I caught this when I took a look at: Healthcare Reform 101 -What will kick in January 1, 2011 CNS Monitor. Coming to your Doctor’s office soon. This is how you will be treated.
The innovation mentioned rang a bell. Yes, Pennsylvania is one of the States in the demonstration project. The first arrow has been slung. And Pennsylvania is one of the first recipients. I could find no accurate review of the downside, so bear with me as I give it a shot.
What will take place is a Capitated payment for each patient. A flat reimbursement is paid to take care of each patient. A “Capitated” Life. Don’t you just love it? No more fee for service. So a medical group gets a certain amount of money to take care of each patient and it is up to them to “divvy” the money up among any specialists. Now here is the catch. They do the deciding if the patient requires more specialized care. If they do, the money comes out of their pocket. The other option simply keep the whole money thing. Don’t refer the patient out and do the best they can. No heart specialist, Orthopedist, Diabetes specialist, Asthma specialist. Anything clicking?? Not to get bogged down in the weeds, but keep an eye out on this one. There is more to this, but let’s leave it here for now:
Capitated basis is defined as “fixed per member per month payment or percentage of premium payment wherein the provider assumes the full risk for the cost of contracted services without regard to the type, value, or frequency of services provided.” G. v. Hawaii, 2009 U.S. Dist. LEXIS 92504 (D. Haw. Oct. 2, 2009)
• Center for Medicare and Medicaid Innovation. This center, which aims to test new ways of delivering care to patients that reduce costs but maintain or improve quality, was to be established by Jan. 1. But it’s already up and running and has launched multiple initiatives. In one, eight states will take part in a Medicare demonstration project that evaluates the performance of health-care providers when they work together and receive more-coordinated payments.
“For too long, health care in the United States has been fragmented — failing to meet patients’ basic needs and leaving both patients and providers frustrated,” Donald M. Berwick, MD, Centers for Medicare & Medicaid Services administrator said during a Nov. 16 conference call that included the AMA president. “Payment systems often fail to reward providers for coordinating care and keeping their patients healthy, reinforcing this fragmentation.”
He said the innovation center will help change this trend by identifying, supporting and evaluating models of care that both improve the quality of care patients receive and lower costs. AMA
EGMN: Some of the concepts – such as medical homes and capitated payments – have been tested before. What makes this effort different? Don’t count on it being any different!
Mr. Guterman: Capitation was tried in the 1990s, but the world was a different place then. In the 1990s, we didn’t have the kinds of measures of health system performance that we have now. Also, the notion of capitating payments so that you provided a strong incentive to reduce costs got separated from the notion of providing care in an effective, efficient way. So we started out with a managed care movement that was focused on providing coordinated care for patients and we ended up with a movement that was focused primarily on reducing the costs, sometimes in arbitrary ways. Today, I think we have the tools to avoid going off that track. We may not get all the way to capitation, but there are bundled payments and other strategies that get us away from the current fee-for-service system.
Governor Edward G. Rendell today announced that as part of national health care reform, Pennsylvania is one of eight states selected by the federal government to join a demonstration project to improve treatment for people with chronic diseases – a major driver of health care costs.
It could also bring as much as $33 million in additional Medicare funds that will result in better health outcomes and lower net health care costs.
“Pennsylvania has been a recognized leader for our ongoing work in transforming primary care and addressing chronic health conditions,” Governor Rendell said. “Being selected by the federal Centers for Medicaid and Medicare Services to join this demonstration project is evidence of the success the Pennsylvania Chronic Care Initiative has had — and will continue to have — as we reform our health care system.”

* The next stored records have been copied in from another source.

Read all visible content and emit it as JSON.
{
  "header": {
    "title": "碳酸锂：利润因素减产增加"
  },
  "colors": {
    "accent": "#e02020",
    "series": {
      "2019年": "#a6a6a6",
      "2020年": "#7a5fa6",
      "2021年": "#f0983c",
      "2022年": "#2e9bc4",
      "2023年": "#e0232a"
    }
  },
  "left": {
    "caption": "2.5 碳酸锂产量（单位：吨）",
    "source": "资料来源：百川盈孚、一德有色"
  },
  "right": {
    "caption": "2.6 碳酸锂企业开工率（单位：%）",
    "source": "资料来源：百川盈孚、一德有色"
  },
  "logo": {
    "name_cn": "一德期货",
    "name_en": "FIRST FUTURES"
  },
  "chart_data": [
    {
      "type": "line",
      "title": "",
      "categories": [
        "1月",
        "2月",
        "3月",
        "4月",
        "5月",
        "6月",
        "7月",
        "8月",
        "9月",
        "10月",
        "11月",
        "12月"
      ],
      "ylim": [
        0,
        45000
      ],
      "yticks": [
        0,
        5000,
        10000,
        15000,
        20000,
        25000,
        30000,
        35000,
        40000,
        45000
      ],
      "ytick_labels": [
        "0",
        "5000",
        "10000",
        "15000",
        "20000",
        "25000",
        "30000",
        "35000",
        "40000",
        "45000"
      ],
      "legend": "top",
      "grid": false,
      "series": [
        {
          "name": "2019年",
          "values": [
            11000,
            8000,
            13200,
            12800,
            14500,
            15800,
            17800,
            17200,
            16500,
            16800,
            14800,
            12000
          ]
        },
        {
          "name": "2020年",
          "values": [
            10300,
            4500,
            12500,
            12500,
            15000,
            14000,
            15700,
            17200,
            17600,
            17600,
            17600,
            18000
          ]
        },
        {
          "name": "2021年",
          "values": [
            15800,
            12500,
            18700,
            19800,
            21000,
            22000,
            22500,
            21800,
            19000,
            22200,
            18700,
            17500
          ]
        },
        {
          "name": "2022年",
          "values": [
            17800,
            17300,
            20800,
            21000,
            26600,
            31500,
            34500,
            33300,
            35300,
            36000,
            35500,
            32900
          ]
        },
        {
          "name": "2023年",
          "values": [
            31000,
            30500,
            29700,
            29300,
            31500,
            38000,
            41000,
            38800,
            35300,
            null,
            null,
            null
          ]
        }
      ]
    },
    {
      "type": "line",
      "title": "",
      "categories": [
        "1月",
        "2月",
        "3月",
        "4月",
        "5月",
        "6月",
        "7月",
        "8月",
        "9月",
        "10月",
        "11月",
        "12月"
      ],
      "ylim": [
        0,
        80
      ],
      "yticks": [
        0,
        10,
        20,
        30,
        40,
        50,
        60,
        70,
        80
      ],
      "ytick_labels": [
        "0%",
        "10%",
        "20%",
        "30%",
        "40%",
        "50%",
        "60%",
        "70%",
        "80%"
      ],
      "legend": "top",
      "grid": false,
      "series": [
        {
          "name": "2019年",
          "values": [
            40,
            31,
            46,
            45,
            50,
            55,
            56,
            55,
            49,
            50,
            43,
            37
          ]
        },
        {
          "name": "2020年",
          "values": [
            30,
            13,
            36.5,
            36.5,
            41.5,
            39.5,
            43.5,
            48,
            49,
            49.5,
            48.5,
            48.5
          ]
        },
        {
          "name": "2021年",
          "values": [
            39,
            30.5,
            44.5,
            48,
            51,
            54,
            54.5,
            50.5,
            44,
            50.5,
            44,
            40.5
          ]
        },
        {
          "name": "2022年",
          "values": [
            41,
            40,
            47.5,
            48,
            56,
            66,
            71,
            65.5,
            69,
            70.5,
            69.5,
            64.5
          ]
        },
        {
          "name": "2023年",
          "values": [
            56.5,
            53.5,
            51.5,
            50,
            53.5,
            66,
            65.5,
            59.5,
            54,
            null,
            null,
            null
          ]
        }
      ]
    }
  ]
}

In the Chronic Care Initiative, practices learn to use electronic disease registries to identify patients who have skipped appointments or are not improving and to monitor progress on key clinical outcome measures. Support staff learn to work as a team to make sure patients receive lab tests, specialist care and referrals to community agencies they need while also helping patients learn how to better manage their own health. These steps result in healthier, more-satisfied patients as well as fewer hospitalizations and emergency room visits.
Pennsylvania’s commercial health insurers and Medicaid are heavily involved in the Chronic Care Initiative, contributing $30 million over the initial three years of the project to compensate practices for the extra costs of adding care managers and gaining recognition as a Patient Centered Medical Home.